Pre-draft measurables
| Height | Weight | Arm length | Hand span | Wingspan | 40-yard dash | 10-yard split | 20-yard split | 20-yard shuttle | Three-cone drill | Vertical jump | Broad jump | Bench press |
| 6 ft 2+1⁄4 in (1.89 m) | 236 lb (107 kg) | 31 in (0.79 m) | 8 in (0.20 m) | 6 ft 7+3⁄8 in (2.02 m) | 4.81 s | 1.65 s | 2.73 s | 4.47 s | 7.31 s | 32.0 in (0.81 m) | 9 ft 10 in (3.00 m) | 12 reps |
All values from Pro Day

===Winnipeg Blue Bombers (first stint)===
Santos-Knox was signed by the Winnipeg Blue Bombers after driving nine hours with his father to a tryout camp which his father had found in Charlotte, North Carolina.
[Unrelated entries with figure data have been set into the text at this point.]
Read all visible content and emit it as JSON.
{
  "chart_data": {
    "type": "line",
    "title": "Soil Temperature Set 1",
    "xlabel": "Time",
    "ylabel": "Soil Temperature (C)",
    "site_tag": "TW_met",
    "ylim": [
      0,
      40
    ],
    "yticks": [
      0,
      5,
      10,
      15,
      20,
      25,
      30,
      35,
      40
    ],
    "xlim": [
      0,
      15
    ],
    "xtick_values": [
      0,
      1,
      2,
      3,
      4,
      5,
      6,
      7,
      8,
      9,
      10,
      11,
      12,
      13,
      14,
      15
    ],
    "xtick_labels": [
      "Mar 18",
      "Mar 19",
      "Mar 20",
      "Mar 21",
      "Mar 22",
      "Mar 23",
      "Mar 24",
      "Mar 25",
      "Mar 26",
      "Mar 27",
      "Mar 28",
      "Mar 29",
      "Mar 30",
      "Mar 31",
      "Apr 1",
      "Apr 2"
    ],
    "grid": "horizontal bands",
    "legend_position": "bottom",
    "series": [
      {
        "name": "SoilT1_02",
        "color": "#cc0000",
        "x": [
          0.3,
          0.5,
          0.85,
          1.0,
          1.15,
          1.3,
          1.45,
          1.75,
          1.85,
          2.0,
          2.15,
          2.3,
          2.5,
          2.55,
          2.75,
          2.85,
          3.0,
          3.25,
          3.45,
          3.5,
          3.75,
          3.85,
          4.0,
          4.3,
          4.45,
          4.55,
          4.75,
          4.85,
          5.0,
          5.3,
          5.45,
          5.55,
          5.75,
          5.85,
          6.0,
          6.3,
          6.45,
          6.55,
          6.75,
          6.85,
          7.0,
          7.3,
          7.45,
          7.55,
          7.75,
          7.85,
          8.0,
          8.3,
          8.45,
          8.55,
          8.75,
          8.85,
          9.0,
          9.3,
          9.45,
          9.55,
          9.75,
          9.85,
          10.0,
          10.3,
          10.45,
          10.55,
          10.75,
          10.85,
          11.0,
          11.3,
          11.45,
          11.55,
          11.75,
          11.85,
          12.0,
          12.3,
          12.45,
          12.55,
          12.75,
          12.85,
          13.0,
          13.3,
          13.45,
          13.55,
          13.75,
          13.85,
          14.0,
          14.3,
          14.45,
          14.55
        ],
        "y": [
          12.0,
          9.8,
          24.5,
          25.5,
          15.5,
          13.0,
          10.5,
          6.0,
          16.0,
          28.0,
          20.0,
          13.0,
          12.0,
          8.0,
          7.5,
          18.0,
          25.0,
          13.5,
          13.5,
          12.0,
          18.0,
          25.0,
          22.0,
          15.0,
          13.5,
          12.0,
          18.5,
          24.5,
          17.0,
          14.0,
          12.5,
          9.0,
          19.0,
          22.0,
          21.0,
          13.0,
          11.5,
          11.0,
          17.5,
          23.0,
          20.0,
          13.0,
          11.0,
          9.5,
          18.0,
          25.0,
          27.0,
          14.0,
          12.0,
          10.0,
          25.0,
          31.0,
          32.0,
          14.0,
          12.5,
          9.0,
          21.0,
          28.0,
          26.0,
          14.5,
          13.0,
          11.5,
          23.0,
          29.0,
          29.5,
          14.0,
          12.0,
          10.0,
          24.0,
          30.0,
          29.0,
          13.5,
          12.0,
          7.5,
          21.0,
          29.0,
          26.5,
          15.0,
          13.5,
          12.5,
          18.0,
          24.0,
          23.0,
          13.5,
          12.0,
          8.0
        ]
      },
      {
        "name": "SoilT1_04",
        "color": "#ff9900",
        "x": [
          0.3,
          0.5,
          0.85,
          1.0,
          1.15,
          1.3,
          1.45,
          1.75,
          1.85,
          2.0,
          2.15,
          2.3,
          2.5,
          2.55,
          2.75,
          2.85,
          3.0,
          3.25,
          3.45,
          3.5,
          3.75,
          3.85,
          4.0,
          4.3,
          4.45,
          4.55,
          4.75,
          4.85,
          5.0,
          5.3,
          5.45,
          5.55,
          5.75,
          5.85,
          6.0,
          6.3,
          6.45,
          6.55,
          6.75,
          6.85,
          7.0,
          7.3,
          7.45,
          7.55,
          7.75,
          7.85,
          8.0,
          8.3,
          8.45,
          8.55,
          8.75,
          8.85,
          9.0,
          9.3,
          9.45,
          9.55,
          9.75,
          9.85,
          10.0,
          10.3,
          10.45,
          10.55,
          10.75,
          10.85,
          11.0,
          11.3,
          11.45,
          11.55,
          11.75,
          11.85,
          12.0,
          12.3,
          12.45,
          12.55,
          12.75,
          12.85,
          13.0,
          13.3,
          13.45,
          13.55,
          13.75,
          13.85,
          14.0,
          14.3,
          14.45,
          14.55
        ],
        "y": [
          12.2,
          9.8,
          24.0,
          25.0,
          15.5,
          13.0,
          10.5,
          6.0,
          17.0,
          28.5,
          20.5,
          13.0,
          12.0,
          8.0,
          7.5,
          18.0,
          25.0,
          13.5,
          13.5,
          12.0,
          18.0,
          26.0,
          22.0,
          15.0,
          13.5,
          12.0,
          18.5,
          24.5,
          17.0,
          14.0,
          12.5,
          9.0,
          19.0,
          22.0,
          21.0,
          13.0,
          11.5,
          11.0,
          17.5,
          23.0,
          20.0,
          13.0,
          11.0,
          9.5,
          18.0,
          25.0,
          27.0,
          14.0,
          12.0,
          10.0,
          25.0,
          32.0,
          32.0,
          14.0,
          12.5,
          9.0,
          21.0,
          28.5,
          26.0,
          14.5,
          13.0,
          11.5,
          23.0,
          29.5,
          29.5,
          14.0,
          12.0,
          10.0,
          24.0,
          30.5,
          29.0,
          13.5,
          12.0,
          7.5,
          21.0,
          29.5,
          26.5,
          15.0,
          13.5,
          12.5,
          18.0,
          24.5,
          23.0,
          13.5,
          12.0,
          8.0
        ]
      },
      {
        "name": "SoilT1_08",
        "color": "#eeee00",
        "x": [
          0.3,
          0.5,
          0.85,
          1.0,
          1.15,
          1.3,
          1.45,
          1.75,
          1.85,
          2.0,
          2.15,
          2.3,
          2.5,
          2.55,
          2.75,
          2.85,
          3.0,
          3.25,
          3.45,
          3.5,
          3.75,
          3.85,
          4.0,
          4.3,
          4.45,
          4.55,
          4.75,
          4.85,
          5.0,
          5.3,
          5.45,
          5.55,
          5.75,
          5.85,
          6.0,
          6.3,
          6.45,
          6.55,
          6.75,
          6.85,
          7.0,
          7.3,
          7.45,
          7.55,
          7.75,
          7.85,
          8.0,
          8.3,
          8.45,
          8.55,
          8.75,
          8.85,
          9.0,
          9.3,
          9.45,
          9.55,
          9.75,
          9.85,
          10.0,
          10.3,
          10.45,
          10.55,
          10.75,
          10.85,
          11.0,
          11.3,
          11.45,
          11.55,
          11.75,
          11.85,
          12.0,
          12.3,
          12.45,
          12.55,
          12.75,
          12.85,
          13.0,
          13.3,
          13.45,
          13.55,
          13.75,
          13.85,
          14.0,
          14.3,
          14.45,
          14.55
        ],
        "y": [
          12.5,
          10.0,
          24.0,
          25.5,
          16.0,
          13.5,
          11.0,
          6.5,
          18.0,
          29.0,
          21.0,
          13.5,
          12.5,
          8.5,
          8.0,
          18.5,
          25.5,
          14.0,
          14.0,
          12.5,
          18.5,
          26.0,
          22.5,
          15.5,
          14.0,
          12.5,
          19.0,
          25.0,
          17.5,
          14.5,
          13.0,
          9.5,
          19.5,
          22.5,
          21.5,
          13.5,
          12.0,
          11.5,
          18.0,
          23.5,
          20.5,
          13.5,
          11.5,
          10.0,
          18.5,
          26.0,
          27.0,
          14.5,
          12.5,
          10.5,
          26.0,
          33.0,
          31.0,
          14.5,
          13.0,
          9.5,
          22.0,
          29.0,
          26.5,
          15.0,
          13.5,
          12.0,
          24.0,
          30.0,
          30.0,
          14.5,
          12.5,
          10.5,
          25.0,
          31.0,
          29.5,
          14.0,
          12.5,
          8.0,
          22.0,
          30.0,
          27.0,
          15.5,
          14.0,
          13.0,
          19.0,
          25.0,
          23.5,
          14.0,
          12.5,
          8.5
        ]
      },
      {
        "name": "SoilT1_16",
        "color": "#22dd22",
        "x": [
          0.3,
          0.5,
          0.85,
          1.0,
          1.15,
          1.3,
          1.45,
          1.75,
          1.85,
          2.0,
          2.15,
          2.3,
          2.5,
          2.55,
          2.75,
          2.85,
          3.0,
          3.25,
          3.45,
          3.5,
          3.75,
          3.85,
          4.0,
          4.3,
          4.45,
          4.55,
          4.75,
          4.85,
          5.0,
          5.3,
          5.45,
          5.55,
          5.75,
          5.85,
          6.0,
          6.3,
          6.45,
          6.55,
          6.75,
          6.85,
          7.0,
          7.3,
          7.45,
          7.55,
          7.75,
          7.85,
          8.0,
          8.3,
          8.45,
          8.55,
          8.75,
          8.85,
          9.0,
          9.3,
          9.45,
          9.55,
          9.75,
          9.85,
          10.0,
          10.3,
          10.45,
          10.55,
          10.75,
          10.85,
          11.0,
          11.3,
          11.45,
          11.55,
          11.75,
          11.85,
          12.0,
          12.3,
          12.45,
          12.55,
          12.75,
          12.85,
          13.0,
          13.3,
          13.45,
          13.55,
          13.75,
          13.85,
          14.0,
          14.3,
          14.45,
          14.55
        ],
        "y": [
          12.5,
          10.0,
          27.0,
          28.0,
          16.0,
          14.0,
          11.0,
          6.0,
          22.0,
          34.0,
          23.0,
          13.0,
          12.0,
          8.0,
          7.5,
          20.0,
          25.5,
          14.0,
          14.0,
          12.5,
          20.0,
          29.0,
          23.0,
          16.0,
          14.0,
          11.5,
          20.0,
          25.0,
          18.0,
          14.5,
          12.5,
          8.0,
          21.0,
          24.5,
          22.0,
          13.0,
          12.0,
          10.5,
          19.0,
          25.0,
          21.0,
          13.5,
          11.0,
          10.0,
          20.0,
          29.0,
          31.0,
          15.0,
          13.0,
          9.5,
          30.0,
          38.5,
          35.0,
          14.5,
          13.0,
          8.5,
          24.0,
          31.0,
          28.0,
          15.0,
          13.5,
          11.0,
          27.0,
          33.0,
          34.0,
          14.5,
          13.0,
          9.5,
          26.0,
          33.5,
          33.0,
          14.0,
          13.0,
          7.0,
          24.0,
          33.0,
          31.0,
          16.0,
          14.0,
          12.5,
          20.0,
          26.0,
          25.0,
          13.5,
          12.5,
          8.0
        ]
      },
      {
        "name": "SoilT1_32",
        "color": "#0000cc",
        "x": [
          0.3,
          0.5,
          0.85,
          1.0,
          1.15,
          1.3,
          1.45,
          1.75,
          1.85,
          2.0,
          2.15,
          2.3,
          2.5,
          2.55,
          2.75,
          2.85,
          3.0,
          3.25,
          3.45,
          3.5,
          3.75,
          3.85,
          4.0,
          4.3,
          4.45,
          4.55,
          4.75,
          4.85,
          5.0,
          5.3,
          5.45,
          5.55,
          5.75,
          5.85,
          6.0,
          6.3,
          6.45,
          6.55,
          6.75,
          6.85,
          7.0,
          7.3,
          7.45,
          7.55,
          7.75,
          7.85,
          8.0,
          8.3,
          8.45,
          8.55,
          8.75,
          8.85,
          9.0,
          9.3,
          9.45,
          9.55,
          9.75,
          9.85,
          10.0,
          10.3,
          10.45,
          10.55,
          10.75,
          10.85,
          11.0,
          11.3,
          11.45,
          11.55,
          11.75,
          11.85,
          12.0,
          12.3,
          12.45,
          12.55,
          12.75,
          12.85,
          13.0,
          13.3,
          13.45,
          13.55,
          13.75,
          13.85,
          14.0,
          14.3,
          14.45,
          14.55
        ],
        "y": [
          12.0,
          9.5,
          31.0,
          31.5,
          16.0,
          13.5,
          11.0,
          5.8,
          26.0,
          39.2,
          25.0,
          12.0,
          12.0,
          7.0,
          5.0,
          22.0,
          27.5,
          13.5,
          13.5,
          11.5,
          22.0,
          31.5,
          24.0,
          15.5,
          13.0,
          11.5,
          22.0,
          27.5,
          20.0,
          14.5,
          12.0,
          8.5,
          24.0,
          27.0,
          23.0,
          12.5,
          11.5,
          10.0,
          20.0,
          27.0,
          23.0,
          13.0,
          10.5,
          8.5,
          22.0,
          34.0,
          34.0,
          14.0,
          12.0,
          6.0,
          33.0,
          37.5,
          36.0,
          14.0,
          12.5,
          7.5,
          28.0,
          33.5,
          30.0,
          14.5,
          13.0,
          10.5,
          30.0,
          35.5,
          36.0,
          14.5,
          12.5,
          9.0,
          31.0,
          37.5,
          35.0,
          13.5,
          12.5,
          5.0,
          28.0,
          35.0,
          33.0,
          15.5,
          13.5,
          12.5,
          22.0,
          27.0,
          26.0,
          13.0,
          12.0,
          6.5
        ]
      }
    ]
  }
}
He started his rookie season on special teams but by the end of the regular season was a starting linebacker and was being praised by coach Mike O'Shea and media for big plays at big moments of games. After recording 10 tackles and 3 sacks against Toronto on July 27, 2018, Santos-Knox was named the CFL's third star of the week.

===Edmonton Eskimos===
Santos-Knox spent the 2019 season with the Edmonton Eskimos where he played in three regular season games. After the CFL canceled the 2020 season due to the COVID-19 pandemic, he chose to opt-out of his contract with the Edmonton Eskimos on August 27, 2020.

===Hamilton Tiger-Cats===
On February 6, 2021, it was announced that Santos-Knox had signed with the Hamilton Tiger-Cats.

===Ottawa Redblacks===
On February 7, 2023, it was announced that Santos-Knox had signed with the Ottawa Redblacks. He played in three seasons where he recorded 209 total tackles, five sacks, and two interceptions. He was released on January 30, 2026.

===Winnipeg Blue Bombers (second stint)===
It was announced on February 10, 2026, that Santos-Knox had signed a one-year contract with the Winnipeg Blue Bombers.